Even with a correctly compensated cavity, shrinkage-driven dimensional variability between shots reduces process capability (Cpk). Sources of shot-to-shot variability include fluctuations in holding pressure, melt temperature, cooling water temperature, and back pressure. High-precision production — particularly for medical devices, optical components, and close-tolerance mechanical assemblies — requires tight process control across all these variables, with holding pressure repeatability of ±0.5% or better being a common specification for precision press selection.
| Material | Type | Shrinkage Rate (unfilled) | Shrinkage Rate (GF30) | Anisotropy Risk |
|---|---|---|---|---|
| ABS | Amorphous | 0.4–0.8% | 0.1–0.3% | Low |
| PC | Amorphous | 0.5–0.7% | 0.1–0.3% | Low |
| PP (homopolymer) | Semi-crystalline | 1.5–2.5% | 0.4–0.8% | Moderate–High |
| PA6 (Nylon 6) | Semi-crystalline | 0.8–1.5% | 0.3–0.5% | High (GF grades) |
| PA6.6 (Nylon 6.6) | Semi-crystalline | 1.0–2.0% | 0.3–0.6% | High (GF grades) |
| POM (Acetal) | Semi-crystalline | 2.0–3.5% | 0.5–1.0% | High (GF grades) |
| HDPE | Semi-crystalline | 2.0–4.0% | N/A (rarely GF) | Moderate |
Shrinkage rates range from approximately 0.1% for rigid amorphous materials such as PMMA, up to 4.0% or more for unfilled semi-crystalline polymers such as HDPE and POM. Most common engineering resins fall in the range of 0.4–2.5%. Material datasheets always publish a nominal shrinkage range; the actual value achieved in production depends on wall thickness, mold temperature, holding pressure, and gate design.

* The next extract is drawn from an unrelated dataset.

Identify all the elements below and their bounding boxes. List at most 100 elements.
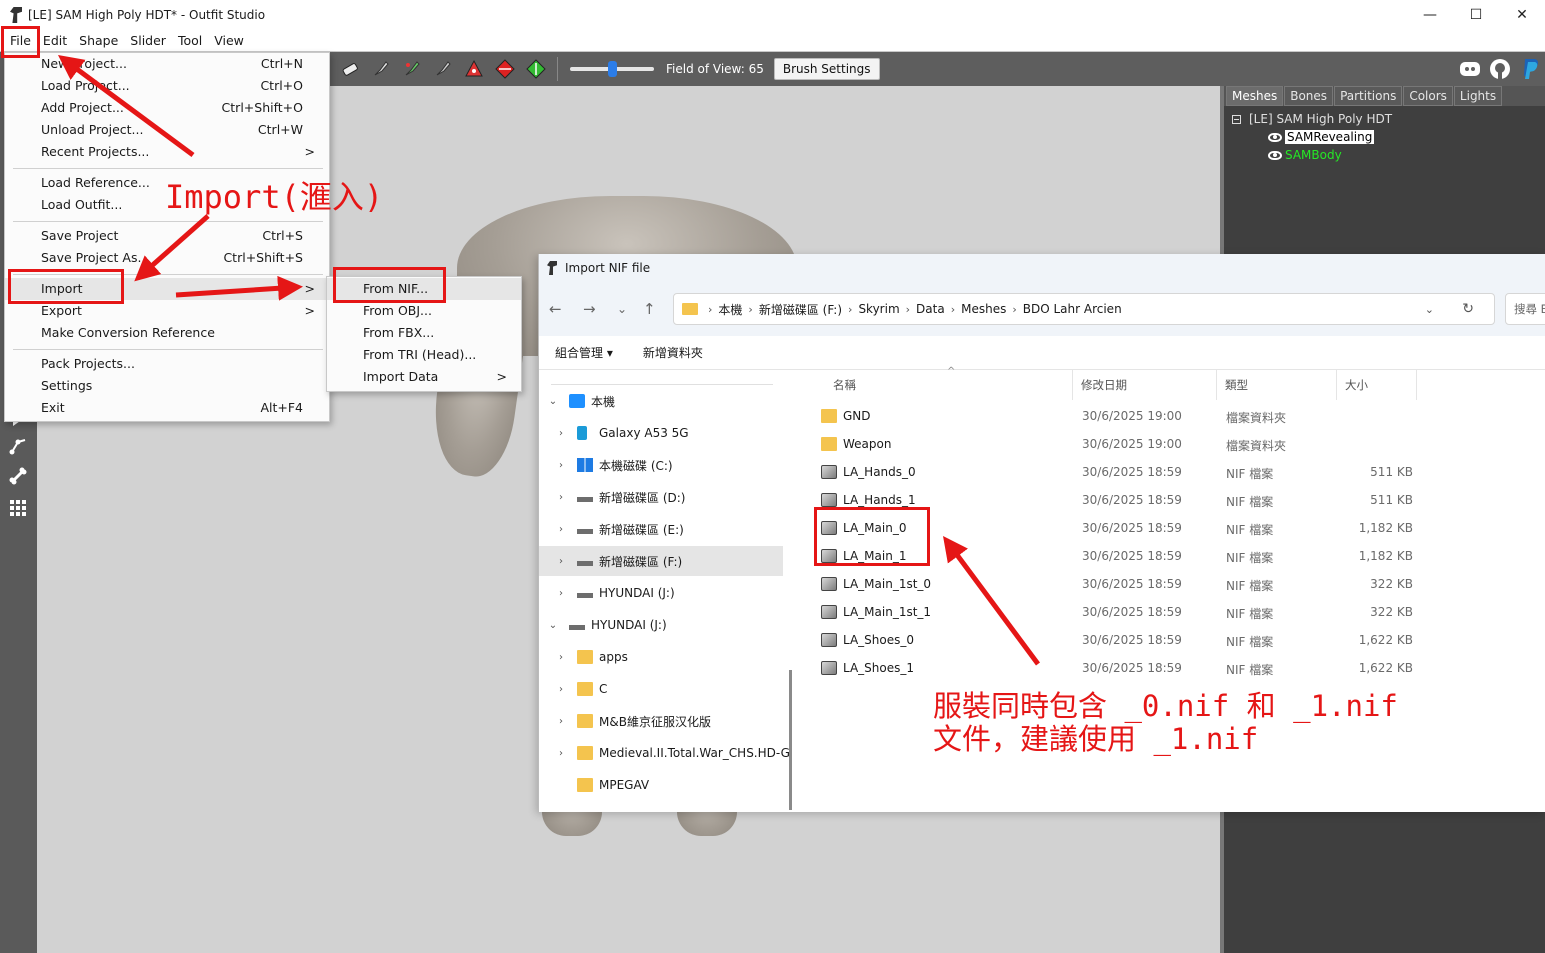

Semi-crystalline polymers undergo an additional volumetric reduction during solidification as molecular chains organise into ordered crystalline regions — a phase transition that involves significant density increase. Amorphous polymers lack this crystallisation mechanism and shrink only due to thermal contraction, producing substantially lower and more predictable shrinkage values.
During the holding phase, additional melt is forced into the cavity under pressure to compensate for the volumetric reduction as the part solidifies. Higher holding pressure packs more material into the same cavity volume, directly reducing the dimensional gap between cavity size and final part size. Holding pressure is the most effective single process parameter for controlling shrinkage magnitude.
Shrinkage is the uniform reduction in size of a part as it cools. Warpage is distortion — out-of-plane bending or twisting — caused by differential shrinkage at different locations within the same part. Shrinkage is corrected by scaling the mold cavity; warpage requires changes to cooling circuit design, gate location, wall thickness uniformity, or material selection, and cannot be corrected by cavity scaling alone.
Industry standard practice per ISO 294-4 is to measure shrinkage 16–24 hours after ejection at 23°C and 50% relative humidity. For semi-crystalline materials with significant post-mold crystallisation (PP, PA, POM), 48–72 hours is more representative of the final stable dimension. Nylon parts that will absorb moisture in service should be measured both at the dry-as-molded (DAM) condition and after moisture conditioning to understand the full dimensional range across the service environment.